"Pasal-pasal yang dikenakan dalam kasus Florence bertentangan dengan nilai-nilai demokrasi yang ada di Indonesia," tegas Staf LBH Pers Masjidi, Selasa (2/9/2014).
Masjidi menjelaskan, Pasal 27 ayat 3 dan Pasal 28 ayat 2 UU ITE bertentangan dengan hak asasi manusia yaitu kebebasan berpendapat dan dilindungi dalam Pasal 28 dan Pasal 28 E ayat 2 dan 3 UUD 1945, UU Nomor 9 Tahun 1998 tentang Tata cara menyampaikan pendapat di muka umum, UU Nomor 39 Tahun 1999 tentang Hak Asasi Manusia dan UU Nomor 12 Tahun 2005 tentang Ratifikasi hak sipil politik.
"Jika diteruskan, kasus Florence menjadi pasal karet dan dikhawatirkan dapat menjerat siapa pun. Karenanya, kami menyatakan sikap meminta mencabut pasal-pasal itu," tegas Masjidi.

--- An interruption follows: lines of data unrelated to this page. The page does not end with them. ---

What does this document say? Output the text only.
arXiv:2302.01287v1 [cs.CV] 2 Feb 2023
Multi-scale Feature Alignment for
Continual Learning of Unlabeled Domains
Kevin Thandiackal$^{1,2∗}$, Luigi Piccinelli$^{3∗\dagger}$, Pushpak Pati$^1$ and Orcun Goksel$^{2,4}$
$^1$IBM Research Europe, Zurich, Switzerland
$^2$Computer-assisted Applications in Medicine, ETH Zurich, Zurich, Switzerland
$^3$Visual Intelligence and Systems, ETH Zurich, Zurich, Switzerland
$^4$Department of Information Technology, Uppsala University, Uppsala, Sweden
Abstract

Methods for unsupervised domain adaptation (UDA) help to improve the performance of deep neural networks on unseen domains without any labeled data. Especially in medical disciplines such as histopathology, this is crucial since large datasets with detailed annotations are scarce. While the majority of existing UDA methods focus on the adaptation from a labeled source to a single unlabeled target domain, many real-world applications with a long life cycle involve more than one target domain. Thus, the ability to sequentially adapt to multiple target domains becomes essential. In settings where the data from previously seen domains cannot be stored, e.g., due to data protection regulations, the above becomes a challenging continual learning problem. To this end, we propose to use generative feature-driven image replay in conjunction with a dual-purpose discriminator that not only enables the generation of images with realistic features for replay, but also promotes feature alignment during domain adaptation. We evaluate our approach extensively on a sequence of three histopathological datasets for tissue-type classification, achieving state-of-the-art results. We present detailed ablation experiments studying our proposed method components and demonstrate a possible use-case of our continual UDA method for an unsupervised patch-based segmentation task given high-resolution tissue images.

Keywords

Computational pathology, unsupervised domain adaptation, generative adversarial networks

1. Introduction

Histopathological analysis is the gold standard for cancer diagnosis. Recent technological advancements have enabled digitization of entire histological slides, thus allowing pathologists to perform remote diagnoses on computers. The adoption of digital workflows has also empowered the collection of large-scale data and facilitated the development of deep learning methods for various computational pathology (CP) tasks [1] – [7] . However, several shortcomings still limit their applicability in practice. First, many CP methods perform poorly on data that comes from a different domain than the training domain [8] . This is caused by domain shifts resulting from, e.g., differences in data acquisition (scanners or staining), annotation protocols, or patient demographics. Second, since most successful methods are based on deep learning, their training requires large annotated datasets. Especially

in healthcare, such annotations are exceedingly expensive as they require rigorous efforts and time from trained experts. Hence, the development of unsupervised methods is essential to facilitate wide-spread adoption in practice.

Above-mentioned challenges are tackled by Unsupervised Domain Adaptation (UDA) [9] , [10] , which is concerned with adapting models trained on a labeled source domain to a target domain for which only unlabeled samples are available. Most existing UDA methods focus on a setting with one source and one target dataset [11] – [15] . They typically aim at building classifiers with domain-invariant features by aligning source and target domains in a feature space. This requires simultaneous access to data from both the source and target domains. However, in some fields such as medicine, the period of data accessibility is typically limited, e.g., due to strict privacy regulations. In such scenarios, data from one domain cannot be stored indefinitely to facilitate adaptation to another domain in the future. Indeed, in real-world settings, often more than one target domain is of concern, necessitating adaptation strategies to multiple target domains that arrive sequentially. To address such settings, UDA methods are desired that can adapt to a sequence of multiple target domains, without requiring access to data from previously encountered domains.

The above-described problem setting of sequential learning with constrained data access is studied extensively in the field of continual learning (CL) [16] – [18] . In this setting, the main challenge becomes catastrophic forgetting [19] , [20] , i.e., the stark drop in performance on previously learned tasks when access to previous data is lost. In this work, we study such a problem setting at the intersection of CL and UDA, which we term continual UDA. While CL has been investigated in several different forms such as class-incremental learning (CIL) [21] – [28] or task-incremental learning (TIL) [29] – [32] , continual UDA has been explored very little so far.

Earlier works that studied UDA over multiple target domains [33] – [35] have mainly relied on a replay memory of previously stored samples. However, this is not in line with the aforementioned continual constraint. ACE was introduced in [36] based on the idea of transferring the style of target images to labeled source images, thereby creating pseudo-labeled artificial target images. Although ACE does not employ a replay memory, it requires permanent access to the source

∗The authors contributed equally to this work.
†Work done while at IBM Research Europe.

Melihat hal tersebut, dia meminta Polda DIY mengutamakan proses mediasi dengan pelapor serta memberikan sepenuh hak kepada UGM sebagai lembaga pendidikan untuk menentukan sanksi terhadap mahasiswanya itu.
Dengan demikian, hal itu bakal mempermudah penyelesaian kasus Florence yang saat ini penangguhan penahanannya sudah dikabulkan. "Selain mediasi. Perlu diterapkan sanksi pidana sebagai ultimum remedium," tegas dia.

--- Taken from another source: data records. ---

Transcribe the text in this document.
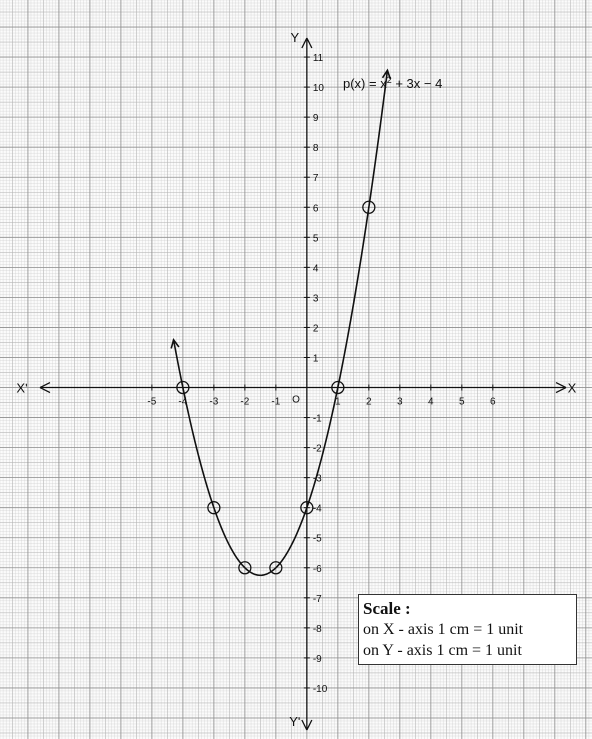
-5 -4 -3 -2 -1	1	2	3	4	5	6
-10
-9
-8
-7
-6
-5
-4
-3
-2
-1
1
2
3
4
5
6
7
8
9
10
11
X
Xʹ
Y
Yʹ
O
$p(x) = x^2 + 3x - 4$
Scale :
on X - axis 1 cm = 1 unit
on Y - axis 1 cm = 1 unit
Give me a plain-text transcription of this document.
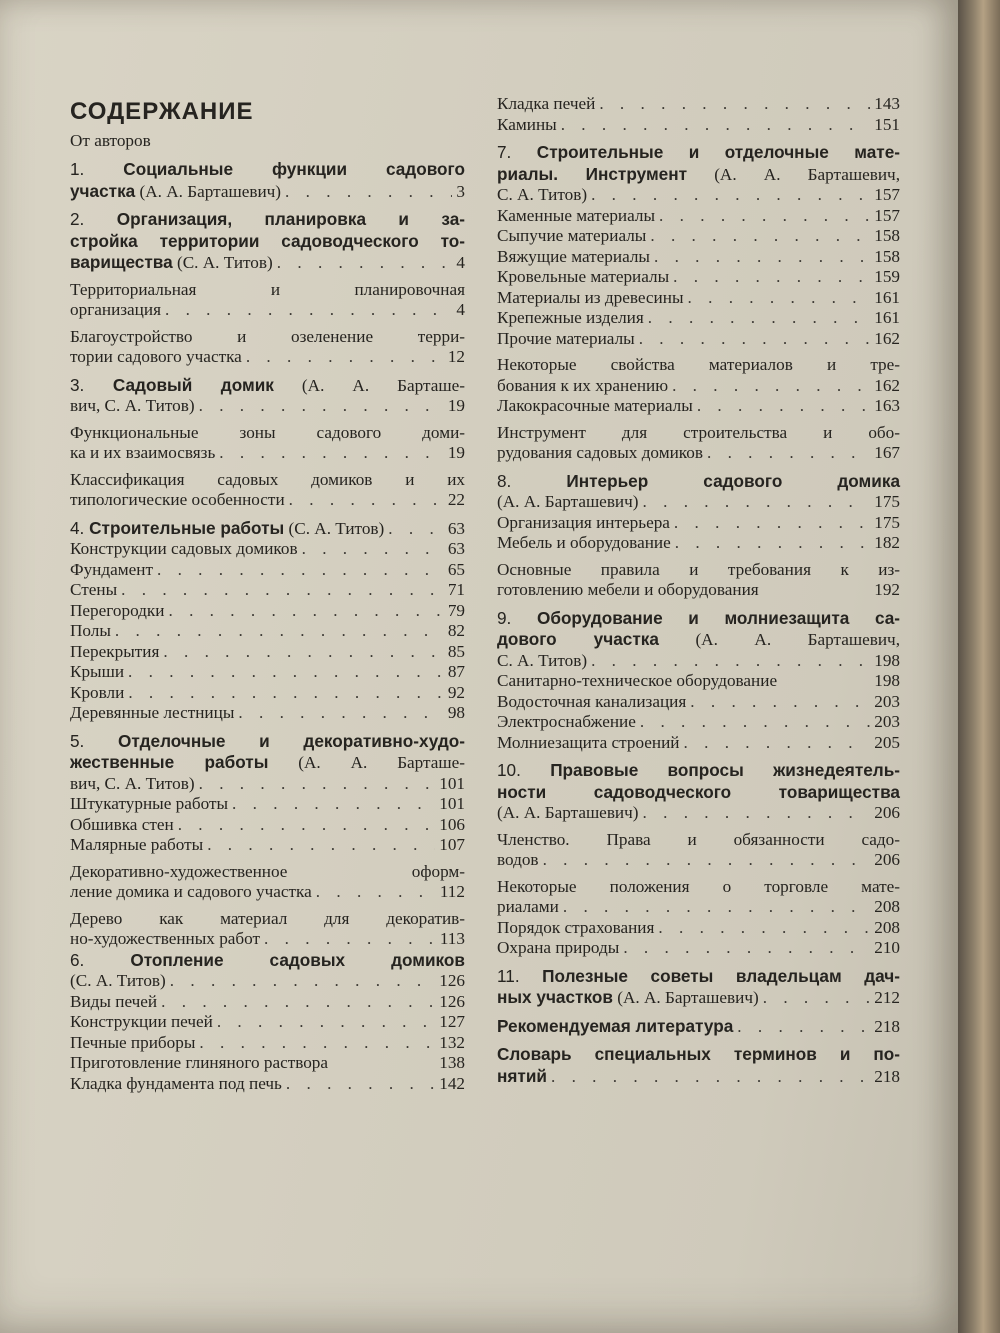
СОДЕРЖАНИЕ
От авторов
1. Социальные функции садового
участка (А. А. Барташевич) . . .	3
2. Организация, планировка и за-
стройка территории садоводческого то-
варищества (С. А. Титов) . . .	4
Территориальная и планировочная
организация . . .	4
Благоустройство и озеленение терри-
тории садового участка . . .	12
3. Садовый домик (А. А. Барташе-
вич, С. А. Титов) . . .	19
Функциональные зоны садового доми-
ка и их взаимосвязь . . .	19
Классификация садовых домиков и их
типологические особенности . . .	22
4. Строительные работы (С. А. Титов) . . .	63
Конструкции садовых домиков . . .	63
Фундамент . . .	65
Стены . . .	71
Перегородки . . .	79
Полы . . .	82
Перекрытия . . .	85
Крыши . . .	87
Кровли . . .	92
Деревянные лестницы . . .	98
5. Отделочные и декоративно-худо-
жественные работы (А. А. Барташе-
вич, С. А. Титов) . . .	101
Штукатурные работы . . .	101
Обшивка стен . . .	106
Малярные работы . . .	107
Декоративно-художественное оформ-
ление домика и садового участка . . .	112
Дерево как материал для декоратив-
но-художественных работ . . .	113
6. Отопление садовых домиков
(С. А. Титов) . . .	126
Виды печей . . .	126
Конструкции печей . . .	127
Печные приборы . . .	132
Приготовление глиняного раствора	138
Кладка фундамента под печь . . .	142
Кладка печей . . .	143
Камины . . .	151
7. Строительные и отделочные мате-
риалы. Инструмент (А. А. Барташевич,
С. А. Титов) . . .	157
Каменные материалы . . .	157
Сыпучие материалы . . .	158
Вяжущие материалы . . .	158
Кровельные материалы . . .	159
Материалы из древесины . . .	161
Крепежные изделия . . .	161
Прочие материалы . . .	162
Некоторые свойства материалов и тре-
бования к их хранению . . .	162
Лакокрасочные материалы . . .	163
Инструмент для строительства и обо-
рудования садовых домиков . . .	167
8. Интерьер садового домика
(А. А. Барташевич) . . .	175
Организация интерьера . . .	175
Мебель и оборудование . . .	182
Основные правила и требования к из-
готовлению мебели и оборудования	192
9. Оборудование и молниезащита са-
дового участка (А. А. Барташевич,
С. А. Титов) . . .	198
Санитарно-техническое оборудование	198
Водосточная канализация . . .	203
Электроснабжение . . .	203
Молниезащита строений . . .	205
10. Правовые вопросы жизнедеятель-
ности садоводческого товарищества
(А. А. Барташевич) . . .	206
Членство. Права и обязанности садо-
водов . . .	206
Некоторые положения о торговле мате-
риалами . . .	208
Порядок страхования . . .	208
Охрана природы . . .	210
11. Полезные советы владельцам дач-
ных участков (А. А. Барташевич) . . .	212
Рекомендуемая литература . . .	218
Словарь специальных терминов и по-
нятий . . .	218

Penolakan atas dilanjutkanya kasus Florence ini juga disuarakan AJI Yogyakarta, LBH Pers, LBH Yogyakarta dan KMIP (Komisi Mayarakat Informasi Publik).

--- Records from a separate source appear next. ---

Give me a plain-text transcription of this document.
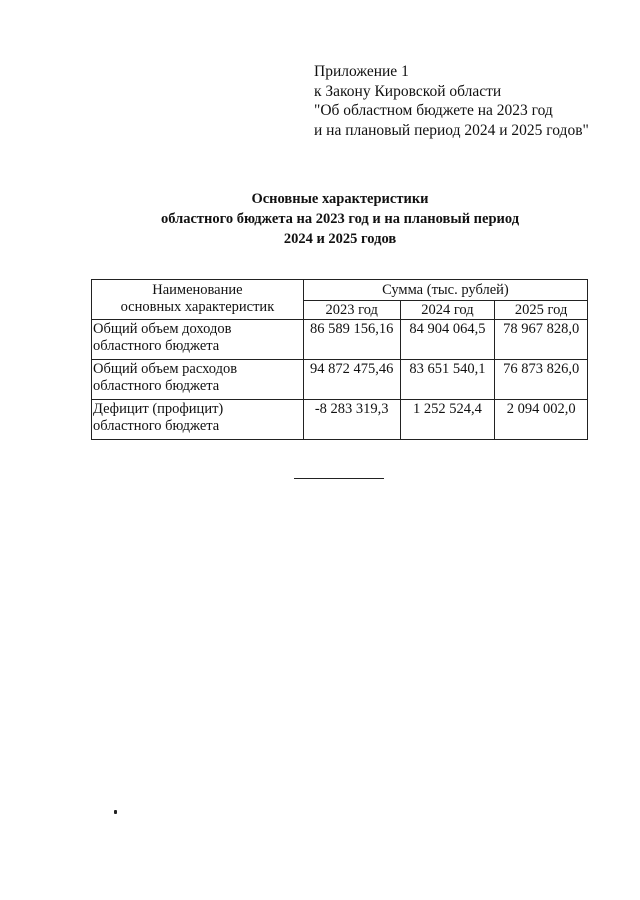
Приложение 1
к Закону Кировской области
"Об областном бюджете на 2023 год
и на плановый период 2024 и 2025 годов"
Основные характеристики
областного бюджета на 2023 год и на плановый период
2024 и 2025 годов
Наименование
основных характеристик	Сумма (тыс. рублей)		
	2023 год	2024 год	2025 год

Общий объем доходов
областного бюджета	86 589 156,16	84 904 064,5	78 967 828,0

Общий объем расходов
областного бюджета	94 872 475,46	83 651 540,1	76 873 826,0

Дефицит (профицит)
областного бюджета	-8 283 319,3	1 252 524,4	2 094 002,0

Seperti diberitakan, dua hari ditahan sejak Sabtu (30/8/2014), Florence Sihombing akhirnya dapat bernafas lega setelah pengajuan penangguhannya dikabulkan oleh Ditreskrimsus Polda DIY. Surat perintah penangguhan penahanan dan surat perintah pengeluaran tahanan ditandatangani oleh Dir Reskrimsus Polda DIY Kombes Pol Kokot Indarto, Senin (1/9/2014) pukul 13.30 Wib.
Simak breaking news dan berita pilihan kami langsung di ponselmu. Pilih saluran andalanmu akses berita Kompas.com WhatsApp Channel : https://www.whatsapp.com/channel/0029VaFPbedBPzjZrk13HO3D. Pastikan kamu sudah install aplikasi WhatsApp ya.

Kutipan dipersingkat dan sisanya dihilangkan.